Defeat from the clutches of victory?
Yet several large shareholders believe there will always be risk and scepticism around the company. For all its globalisation, Sony remains a Japanese corporation at a time when global investors are either frustrated or dismissive of the profit and value-creating powers of managements in the country.
Since Yoshida took the reins, Sony’s shares have risen more than 180 per cent. But even at that elevation, it commands a valuation roughly 20 times smaller than that of Apple. Sony’s home stock market is lacklustre, but this vast disjoint remains in place, says Smithers, despite Sony standing out from most Japanese companies due to its greater focus on return on equity and on making the firm’s capital work hard through buybacks and unexpectedly successful acquisitions.
Damian Thong, a veteran analyst of Sony at Macquarie in Tokyo and one of the few analysts with a “neutral” rating on the stock, says there are a number of reasons for caution around the great Sony transformation story.
Particular alarm bells, he notes, were sounded by the company’s announcement at the start of January that it was creating a new subsidiary — Sony Mobility — to explore entering the electric vehicle market. The project, which emphasises the idea that cars of the future will essentially be rolling entertainment centres, may be more shopfront for its products than a true intent to take on Tesla or Toyota.
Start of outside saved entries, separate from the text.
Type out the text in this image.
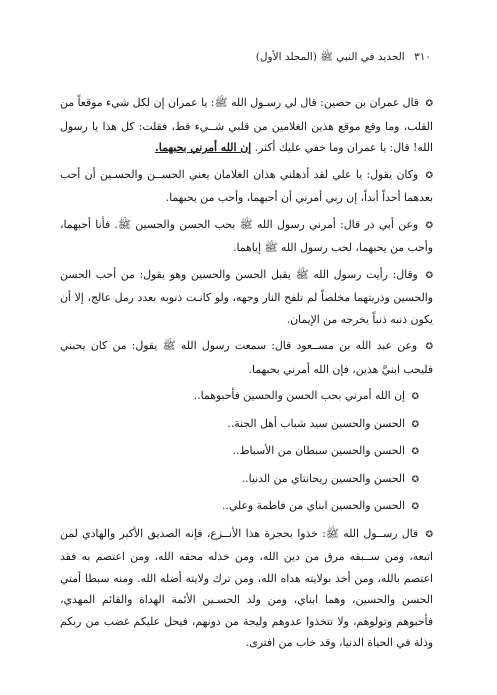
٣١٠ الجديد في النبي ﷺ (المجلد الأول)

✪ قال عمران بن حصين: قال لي رسـول الله ﷺ: يا عمران إن لكل شيء موقعاً من القلب، وما وقع موقع هذين الغلامين من قلبي شــيء قط، فقلت: كل هذا يا رسول الله! قال: يا عمران وما خفي عليك أكثر. إن الله أمرني بحبهما.

✪ وكان يقول: يا علي لقد أذهلني هذان الغلامان يعني الحســن والحسـين أن أحب بعدهما أحداً أبداً، إن ربي أمرني أن أحبهما، وأحب من يحبهما.

✪ وعن أبي ذر قال: أمرني رسول الله ﷺ بحب الحسن والحسين ﷺ. فأنا أحبهما، وأحب من يحبهما، لحب رسول الله ﷺ إياهما.

✪ وقال: رأيت رسول الله ﷺ يقبل الحسن والحسين وهو يقول: من أحب الحسن والحسين وذريتهما مخلصاً لم تلفح النار وجهه، ولو كانـت ذنوبه بعدد رمل عالج، إلا أن يكون ذنبه ذنباً يخرجه من الإيمان.

✪ وعن عبد الله بن مســعود قال: سمعت رسول الله ﷺ يقول: من كان يحبني فليحب ابنيَّ هذين، فإن الله أمرني بحبهما.

✪ إن الله أمرني بحب الحسن والحسين فأحبوهما..

✪ الحسن والحسين سيد شباب أهل الجنة..

✪ الحسن والحسين سبطان من الأسباط..

✪ الحسن والحسين ريحانتاي من الدنيا..

✪ الحسن والحسين ابناي من فاطمة وعلي..

✪ قال رســول الله ﷺ: خذوا بحجزة هذا الأنــزع، فإنه الصديق الأكبر والهادي لمن اتبعه، ومن ســبقه مرق من دين الله، ومن خذله محقه الله، ومن اعتصم به فقد اعتصم بالله، ومن أخذ بولايته هداه الله، ومن ترك ولايته أضله الله. ومنه سبطا أمتي الحسن والحسين، وهما ابناي، ومن ولد الحسـين الأئمة الهداة والقائم المهدي، فأحبوهم وتولوهم، ولا تتخذوا عدوهم وليجة من دونهم، فيحل عليكم غضب من ربكم وذلة في الحياة الدنيا، وقد خاب من افترى.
Locked into the ambition and pizzazz of the announcement, say a number of observers, was a flash of something of the “old” Sony and a historic propensity to lose focus at just the wrong moment. On one hand, says Thong, the ambition and willingness to take risks was impressive given the company’s conservative approach in other areas. The attractions of the $3tn automotive market is strong, as is the clear love among investors for automotive disrupters.
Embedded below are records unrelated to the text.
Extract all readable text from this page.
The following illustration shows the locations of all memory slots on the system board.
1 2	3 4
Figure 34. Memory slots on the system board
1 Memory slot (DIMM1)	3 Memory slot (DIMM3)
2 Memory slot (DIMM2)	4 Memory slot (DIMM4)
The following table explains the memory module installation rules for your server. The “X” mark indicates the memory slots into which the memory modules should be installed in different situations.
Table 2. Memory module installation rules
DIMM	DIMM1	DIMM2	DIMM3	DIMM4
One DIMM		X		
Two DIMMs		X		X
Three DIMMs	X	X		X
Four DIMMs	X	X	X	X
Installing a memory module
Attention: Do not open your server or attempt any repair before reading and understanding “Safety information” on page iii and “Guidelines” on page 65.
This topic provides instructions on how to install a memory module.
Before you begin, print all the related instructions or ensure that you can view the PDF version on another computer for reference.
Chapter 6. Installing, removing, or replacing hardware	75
“On the other hand, we think the likelihood of Sony succeeding in cars is low, and we are concerned that a full-on push into the EV business will destroy value, bringing years of losses,” says Thong. He adds that although EVs demanded a lower minimum business scale than traditional carmaking, it was hard to expect any kind of profits from this venture for Sony in the 2020s.
Apple, he says, has been working on its car project for over seven years with no apparent result.
The problem, as ever with Sony, he adds, is that history is an imperfect guide. The company’s 1980s success in consumer electronics came despite the scepticism of US incumbents. Its success in games came despite the sneers of Nintendo and Sega. Its success in mobile phones and PCs, which at one point seemed highly probable, turned out to be wholly elusive.
It is no coincidence that Sony feels so attached to the Uncharted series — games whose far-fetched narrative of treasure-hunting hinges on the combination of luck and judgment. For years, Sony has struggled to have both at the same time.
Creutz says the company has finally got the mix right. “For a long time they were a big conglomerate in search of an identity,” he says. “But now they’ve figured out the right focus on entertainment, where they have a strong position in both music and video games — and are attractive in TV and movies because they can sell content to the highest bidder.”